Article by Scott Crabtree

Last month, CBRE published a report which listed Denver-Boulder among the top Life Science markets in the US. According to the report, demand has increased more than 87% this past year. It seems that every week, a different biotech company announces an expansion or move to the Boulder area, even with only 5% vacancy on lab space. Simply put, demand is outpacing supply.  
Meanwhile, while the return to office remains slow due to covid, the swell of tech companies which took root in Boulder prior to the pandemic has not gone away. If anything, the pandemic has forced coastal tech companies to look inward towards lifestyle-rich, affordable middle markets (by comparison to—say—Palo Alto and New York). As we emerge from covid and some form of demand for office returns, we can expect significant competition in the market.

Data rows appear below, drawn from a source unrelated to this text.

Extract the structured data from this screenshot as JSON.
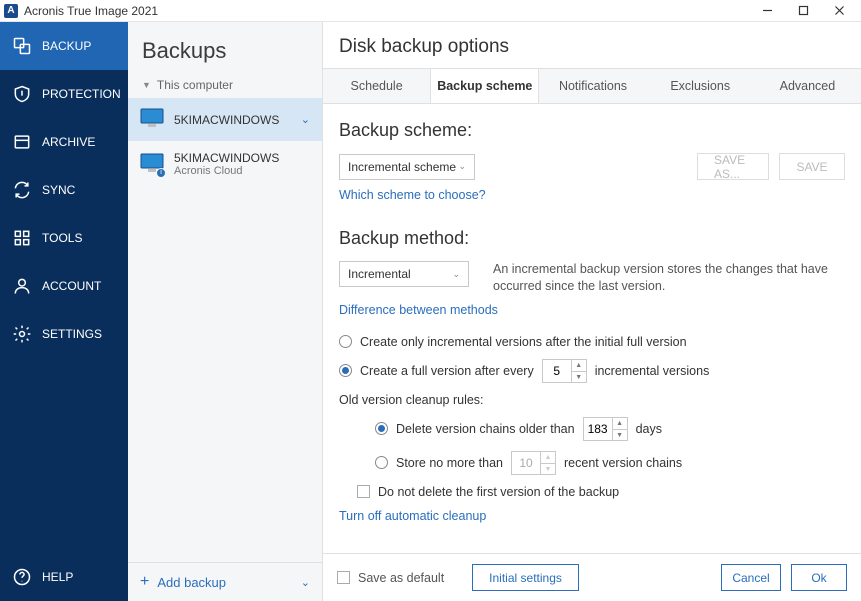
{
  "window": {
    "app_title": "Acronis True Image 2021",
    "logo_letter": "A"
  },
  "nav": {
    "items": [
      {
        "label": "BACKUP"
      },
      {
        "label": "PROTECTION"
      },
      {
        "label": "ARCHIVE"
      },
      {
        "label": "SYNC"
      },
      {
        "label": "TOOLS"
      },
      {
        "label": "ACCOUNT"
      },
      {
        "label": "SETTINGS"
      }
    ],
    "help_label": "HELP"
  },
  "list": {
    "header": "Backups",
    "section_label": "This computer",
    "items": [
      {
        "name": "5KIMACWINDOWS",
        "sub": ""
      },
      {
        "name": "5KIMACWINDOWS",
        "sub": "Acronis Cloud"
      }
    ],
    "add_label": "Add backup"
  },
  "content": {
    "title": "Disk backup options",
    "tabs": [
      {
        "label": "Schedule"
      },
      {
        "label": "Backup scheme"
      },
      {
        "label": "Notifications"
      },
      {
        "label": "Exclusions"
      },
      {
        "label": "Advanced"
      }
    ],
    "scheme": {
      "heading": "Backup scheme:",
      "combo_value": "Incremental scheme",
      "save_as": "SAVE AS...",
      "save": "SAVE",
      "choose_link": "Which scheme to choose?"
    },
    "method": {
      "heading": "Backup method:",
      "combo_value": "Incremental",
      "description": "An incremental backup version stores the changes that have occurred since the last version.",
      "diff_link": "Difference between methods",
      "radio1": "Create only incremental versions after the initial full version",
      "radio2_prefix": "Create a full version after every",
      "radio2_value": "5",
      "radio2_suffix": "incremental versions",
      "cleanup_header": "Old version cleanup rules:",
      "cleanup_r1_prefix": "Delete version chains older than",
      "cleanup_r1_value": "183",
      "cleanup_r1_suffix": "days",
      "cleanup_r2_prefix": "Store no more than",
      "cleanup_r2_value": "10",
      "cleanup_r2_suffix": "recent version chains",
      "no_delete_first": "Do not delete the first version of the backup",
      "turn_off_link": "Turn off automatic cleanup"
    },
    "footer": {
      "save_default": "Save as default",
      "initial": "Initial settings",
      "cancel": "Cancel",
      "ok": "Ok"
    }
  }
}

Others have taken note. Following a trend that started a few years back, a wave of coastal investors have been buying up and re-trading assets in the Boulder area. Boston-based Beacon Capital Partners purchased Pearl East Business Park in July for a whopping $190 million, or $392 per square foot. Etkin Johnson Real Estate Partners sold 16 properties in the Colorado Tech Center to Miami’s Starwood Capital Group for nearly $393 million. These price tags do not reflect current rents in Boulder, which can only mean one thing: investors are forecasting a sharp increase in rents over the next 3 to 5 years with significant investment.
It all leads to one likely conclusion. Between the limited supply of lab space, the forthcoming return of tech to office, and investors’ expectation of returns on historically high acquisitions, Boulder will see rents sharply increasing over the next 2-5 years.